For the trans spouse, those feelings of attraction, the desire for intimacy, the relationship, none of that inherently changes. What does change is caused by how much the other spouse feels that things have changed on his or her end. For example, Natasha, now being a woman, is not attractive to me. I have no desire for intimacy with her. The physiology of our relationship has fundamentally changed.

So here I am, living mostly very happily with my best friend. Every so often, my primal self, the part of me that likes to remind me that I like men, does its instinctive duty and I look at my devoted spouse and I feel horribly guilty for what my core being is saying to me. Life would be so much less complicated if I were much older and we'll past the point where my primal self gives a crap. But I'm not, and when it nags at me, I look at my spouse and see the person I used to want. It hurts.

But what am I going to do about it? Nothing. Not right now. Maybe not ever. A friend told me that I described where I am perfectly. I am the hub at the center of an infinitely-spoked wheel. Each spoke represents an option. Half of them lead me to stay and half lead me to go. But I am the hub and I can't actually make any decisions right now because the wheel is spinning very, very quickly.
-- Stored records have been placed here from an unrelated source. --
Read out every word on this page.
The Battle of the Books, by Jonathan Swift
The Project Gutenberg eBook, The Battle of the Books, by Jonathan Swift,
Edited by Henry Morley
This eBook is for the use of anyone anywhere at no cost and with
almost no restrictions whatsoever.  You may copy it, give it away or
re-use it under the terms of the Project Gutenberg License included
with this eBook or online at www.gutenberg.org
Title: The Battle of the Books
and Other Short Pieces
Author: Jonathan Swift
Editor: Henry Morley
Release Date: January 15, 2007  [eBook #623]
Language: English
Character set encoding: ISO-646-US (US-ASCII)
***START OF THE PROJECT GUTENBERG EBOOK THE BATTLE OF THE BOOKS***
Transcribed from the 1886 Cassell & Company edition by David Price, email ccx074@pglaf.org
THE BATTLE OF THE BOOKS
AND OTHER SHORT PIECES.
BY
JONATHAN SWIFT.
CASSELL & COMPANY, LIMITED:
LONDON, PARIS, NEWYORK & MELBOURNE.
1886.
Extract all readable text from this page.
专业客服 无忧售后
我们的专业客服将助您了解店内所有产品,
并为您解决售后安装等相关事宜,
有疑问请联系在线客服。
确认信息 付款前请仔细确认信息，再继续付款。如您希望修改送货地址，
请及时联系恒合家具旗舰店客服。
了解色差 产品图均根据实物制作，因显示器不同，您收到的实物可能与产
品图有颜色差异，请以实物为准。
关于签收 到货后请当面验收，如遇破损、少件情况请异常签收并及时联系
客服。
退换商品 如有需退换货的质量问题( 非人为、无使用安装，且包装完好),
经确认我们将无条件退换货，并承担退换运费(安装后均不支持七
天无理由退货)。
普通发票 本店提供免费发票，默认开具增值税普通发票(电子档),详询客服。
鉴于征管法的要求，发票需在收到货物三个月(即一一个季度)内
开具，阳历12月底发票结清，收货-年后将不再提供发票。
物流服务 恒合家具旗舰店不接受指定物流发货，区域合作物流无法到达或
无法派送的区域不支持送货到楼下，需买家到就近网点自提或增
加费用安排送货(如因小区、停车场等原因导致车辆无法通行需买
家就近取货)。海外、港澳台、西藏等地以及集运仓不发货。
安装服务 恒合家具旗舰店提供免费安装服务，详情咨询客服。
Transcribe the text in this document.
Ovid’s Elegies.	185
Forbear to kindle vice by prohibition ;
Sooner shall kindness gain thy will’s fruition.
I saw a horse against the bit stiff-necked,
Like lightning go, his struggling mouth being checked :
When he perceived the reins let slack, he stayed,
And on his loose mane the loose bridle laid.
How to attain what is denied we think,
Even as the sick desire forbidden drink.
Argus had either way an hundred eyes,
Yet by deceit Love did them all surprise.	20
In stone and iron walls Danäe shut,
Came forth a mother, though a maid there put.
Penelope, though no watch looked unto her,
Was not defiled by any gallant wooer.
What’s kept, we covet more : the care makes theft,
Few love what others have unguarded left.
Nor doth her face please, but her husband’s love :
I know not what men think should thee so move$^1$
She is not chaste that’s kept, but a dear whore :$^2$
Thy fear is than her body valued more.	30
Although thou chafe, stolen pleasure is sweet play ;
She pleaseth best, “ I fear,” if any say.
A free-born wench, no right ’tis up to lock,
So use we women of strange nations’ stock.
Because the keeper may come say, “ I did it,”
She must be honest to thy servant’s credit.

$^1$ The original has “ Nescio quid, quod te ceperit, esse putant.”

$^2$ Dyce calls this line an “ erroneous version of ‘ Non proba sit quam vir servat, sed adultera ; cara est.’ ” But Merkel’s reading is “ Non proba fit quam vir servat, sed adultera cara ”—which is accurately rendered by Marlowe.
The only way it will slow down is if I can eliminate a lot of the spokes, and at this very moment, it is neither wise nor practical. I'm not going to even attempt to share any of those variables with you, mostly because you probably know exactly what I mean. For those who have no idea, I will say that no one lives in a vacuum and to make decisions as if one does is amazingly selfish and often catastrophic, especially to others.

For the rest of my life, Natasha will be a living, breathing memory of the full, complete life I had. I don't hate her for it, although I wish I had reason to. How much easier and how far fewer spokes there would have been had she cheated or had lied about knowing she was trans when we met. But no. There is no fault here, and that makes it all the more sad at times. I can't imagine my life without her, yet I sometimes wish we were neighbors or roommates instead of married. This pulling from different directions weighs in a person's soul at times.

And then, she is the living spouse who is still the one to make me laugh, to eat too much bacon with, to raise our kids with, to make silly voices at the pets. She's my family.

The wheel keeps spinning and it gets to me sometimes, but at the end of the day, I still have with Natasha what so many others will never have: a truly loving family. It makes me feel mad at myself that I even entertain the idea of breaking that up, even though I know that I am not the one who changed and that what I feel and think is normal.

I know it's okay to think what I do, even if it doesn't always feel that way. Just one of many effects of being the hub.